Assim como o gás russo começou a fluir novamente para a Europa, os estoques de grãos presos na Ucrânia por causa da guerra poderão retornar em breve ao mercado global. Os países mais pobres terão algum alívio com a retomada da oferta, mas talvez não tanto quanto gostariam.
Ucrânia e Rússia, com a intermediação da Organização das Nações Unidas (ONU) e da Turquia, chegaram nesta sexta-feira a um acordo que prevê a retomada dos embarques ucranianos de alimentos pelo Mar Negro. Cerca de 20 milhões de toneladas de trigo e outros grãos estocadas precisam sair do país nos próximos meses, assim como a safra de inverno do trigo, que está em fase de colheita.
O acordo desta sexta deverá evitar uma crise alimentar e agitação social em países que dependem muito das importações ucranianas — em geral economias emergentes cujos consumidores gastam uma parcela maior de sua renda com alimentação. No entanto, os estoques globais estão mais baixos do que nos últimos anos.

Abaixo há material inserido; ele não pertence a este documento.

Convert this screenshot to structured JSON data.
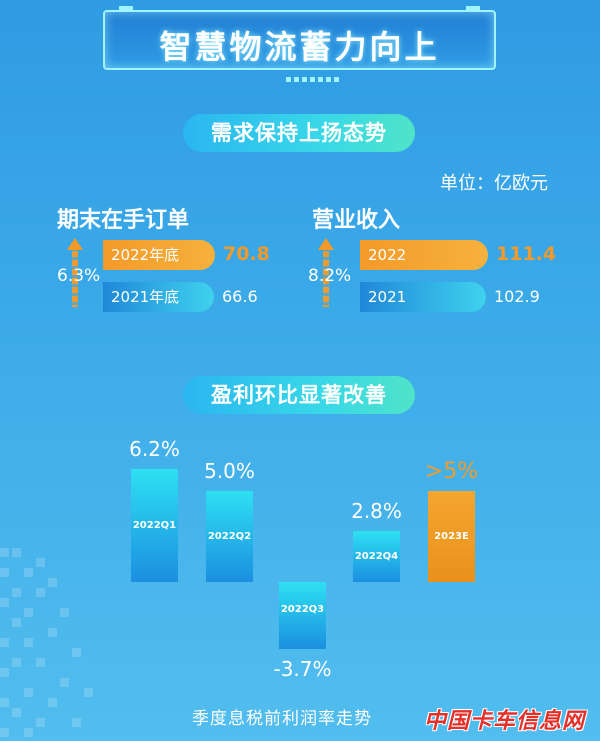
{
  "title": "智慧物流蓄力向上",
  "sections": {
    "demand": {
      "title": "需求保持上扬态势",
      "unit": "单位：亿欧元"
    },
    "profit": {
      "title": "盈利环比显著改善",
      "caption": "季度息税前利润率走势"
    }
  },
  "orders": {
    "title": "期末在手订单",
    "growth": "6.3%",
    "rows": [
      {
        "label": "2022年底",
        "value": "70.8",
        "num": 70.8
      },
      {
        "label": "2021年底",
        "value": "66.6",
        "num": 66.6
      }
    ]
  },
  "revenue": {
    "title": "营业收入",
    "growth": "8.2%",
    "rows": [
      {
        "label": "2022",
        "value": "111.4",
        "num": 111.4
      },
      {
        "label": "2021",
        "value": "102.9",
        "num": 102.9
      }
    ]
  },
  "chart_data": {
    "type": "bar",
    "categories": [
      "2022Q1",
      "2022Q2",
      "2022Q3",
      "2022Q4",
      "2023E"
    ],
    "values": [
      6.2,
      5.0,
      -3.7,
      2.8,
      5.0
    ],
    "value_labels": [
      "6.2%",
      "5.0%",
      "-3.7%",
      "2.8%",
      ">5%"
    ],
    "highlight": "2023E",
    "colors": {
      "actual": "#2ee0f2",
      "estimate": "#f39a29"
    }
  },
  "watermark": "中国卡车信息网",
  "colors": {
    "accent": "#f39a29",
    "background": "#3aa9e8"
  }
}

A relação entre estoque e demanda dos principais grãos, incluindo trigo e milho, deve cair para 29,8% neste ano, abaixo dos 30,7% de anos anteriores, segundo a Organização das Nações Unidas para a Alimentação e a Agricultura (FAO).
Com a notícia do acordo entre Ucrânia e Rússia, os contratos futuros de trigo na bolsa de Chicago fecharam o dia em queda de mais de 5%. A diferença de US$ 30 por tonelada entre o preço à vista pago ontem pelo trigo ucraniano e os contratos futuros indica que os investidores esperam uma oferta extra e preços menores nos próximos meses, segundo a empresa de dados AgFlow.
Se o corredor de exportações pelo Mar Negro for bem-sucedido, os preços do trigo argentino e do brasileiro poderão cair. Os países africanos que normalmente compram da Ucrânia culturas importantes vêm recorrendo a fornecedores alternativos, o que levou a um aumento do preço do trigo argentino em particular. Seja como for, é mais barato obter o trigo nos portos do Mar Negro: o custo do frete para transportar trigo da Argentina para o Senegal é de US$ 60 a tonelada e de US$ 46 no caso do cereal oriundo do Mar Negro.
No entanto, o acordo ainda não entrou em vigor, e os prêmios de seguro para a movimentação de navios pelo Mar Negro continuam altos. A Ucrânia teme que a remoção de minas para criar um corredor para a passagem dos navios possa deixar seus portos vulneráveis a ataques, mas seu progresso no transporte ferroviário durante o bloqueio tem sido lento. Como a largura dos trilhos de trens da Ucrânia e da Europa é diferente, os grãos precisam ser recarregados em contêineres europeus na fronteira.
Hoje, os preços dos grãos estão abaixo do pico que alcançaram depois que a Rússia invadiu a Ucrânia. “O ágio da guerra saiu do mercado”, diz Richard Buttenshaw, diretor de grãos da Marex. Safras melhores que o esperado em alguns países e a pressão sobre os preços das commodities em geral contribuíram para isso.
Mesmo após as quedas recentes, os grãos não estão baratos em comparação com a média histórica. Em Chicago, os futuros estavam na casa de US$ 8 o bushel até a última quinta-feira, mas, entre 2014 e 2020, eles não chegavam a mais de US$ 6, segundo a Marex.